Length spectrum of spheres

Dear Igor,

The answer is that the length spectrum cannot determine the metric, not even the round metric : there are metrics on the sphere all of whose geodesics are closed and of the same length that are not isometric to the round metric. In fact, by a theorem of Guillemin (The Radon transform on Zoll surfaces. Advances in Mathematics 22 (1976), 85–119) there are lots and lots of Zoll surfaces.

If you pass to Finsler, even in the reversible case where there are lots of closed geodesics, there are more examples. For instance: take a three-dimensional normed space where the unit sphere $S$ is smooth and of positive Gaussian curvature (for any auxiliary Euclidean metric), then the length spectrum of $S$ equals the length spectrum of the sphere in the dual normed space (both with the induced length metric). This is in Dual spheres have the same girth, American journal of mathematics 128 (2), 361-371.
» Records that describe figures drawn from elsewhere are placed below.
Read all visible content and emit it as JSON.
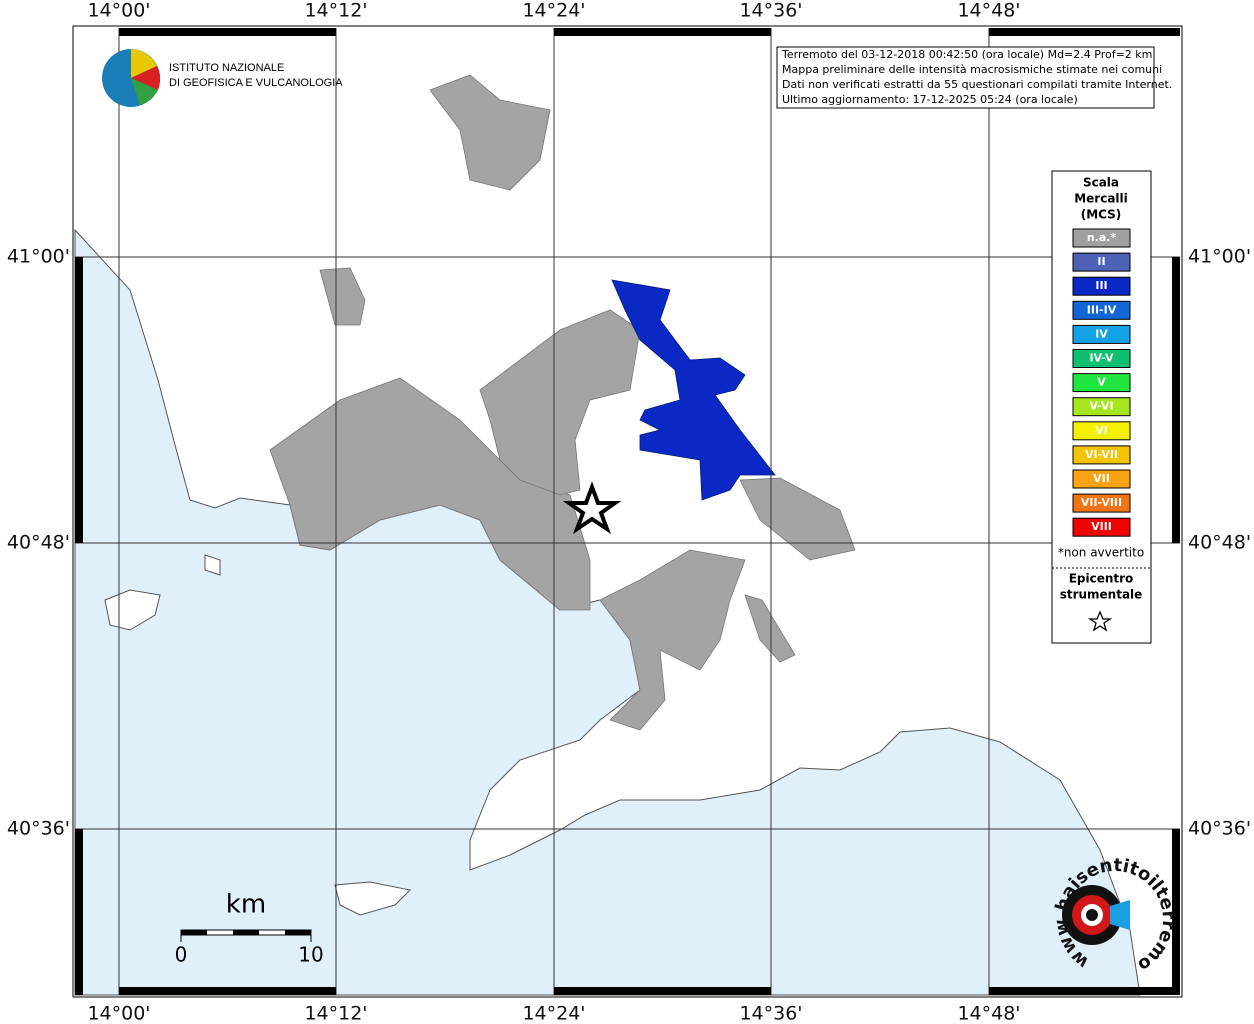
{
  "frame": {
    "lon_ticks": [
      "14°00'",
      "14°12'",
      "14°24'",
      "14°36'",
      "14°48'"
    ],
    "lat_ticks": [
      "41°00'",
      "40°48'",
      "40°36'"
    ]
  },
  "logo": {
    "line1": "ISTITUTO NAZIONALE",
    "line2": "DI GEOFISICA E VULCANOLOGIA"
  },
  "info": {
    "lines": [
      "Terremoto del 03-12-2018 00:42:50 (ora locale) Md=2.4 Prof=2 km",
      "Mappa preliminare delle intensità macrosismiche stimate nei comuni",
      "Dati non verificati estratti da 55 questionari compilati tramite Internet.",
      "Ultimo aggiornamento: 17-12-2025 05:24 (ora locale)"
    ]
  },
  "legend": {
    "title": [
      "Scala",
      "Mercalli",
      "(MCS)"
    ],
    "items": [
      {
        "label": "n.a.*",
        "color": "#a0a0a0"
      },
      {
        "label": "II",
        "color": "#4d62b4"
      },
      {
        "label": "III",
        "color": "#0a28c4"
      },
      {
        "label": "III-IV",
        "color": "#1266d6"
      },
      {
        "label": "IV",
        "color": "#14a2e6"
      },
      {
        "label": "IV-V",
        "color": "#10c070"
      },
      {
        "label": "V",
        "color": "#22e640"
      },
      {
        "label": "V-VI",
        "color": "#a6e61e"
      },
      {
        "label": "VI",
        "color": "#f4f000"
      },
      {
        "label": "VI-VII",
        "color": "#f4c400"
      },
      {
        "label": "VII",
        "color": "#f8a214"
      },
      {
        "label": "VII-VIII",
        "color": "#f07414"
      },
      {
        "label": "VIII",
        "color": "#f00000"
      }
    ],
    "note": "*non avvertito",
    "epicenter": [
      "Epicentro",
      "strumentale"
    ]
  },
  "scale_bar": {
    "unit": "km",
    "labels": [
      "0",
      "10"
    ]
  },
  "site_logo": {
    "text": "www.haisentitoilterremoto.it"
  }
}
As to the question of closed geodesics all of the same length, there are Zoll metrics, so the length spectrum doesn't characterize even the round metric. See e.g. Besse's "Manifolds all of whose geodesics are closed" Springer 1978, or recent work by LeBrun and Mason on twistor methods applied to Zoll metrics.

On the other hand (and extremally opposite case), for a suitably generic metric, there is the Duistermaat-Guillemin trace formula which implies that the length and Laplace spectra determine each other. But there are isospectral non isometric surfaces. I don't know if there are spherical examples (this seems plausible via Sunada -- or rather Buser -- construction), and even if Zoll metrics are isospectral (which I doubt).

Hope this helps.

EDIT : in fact Berger proved that the round 2-sphere is determined by its laplace spectrum inside smooth metrics, so Zoll's aren't all isospectral.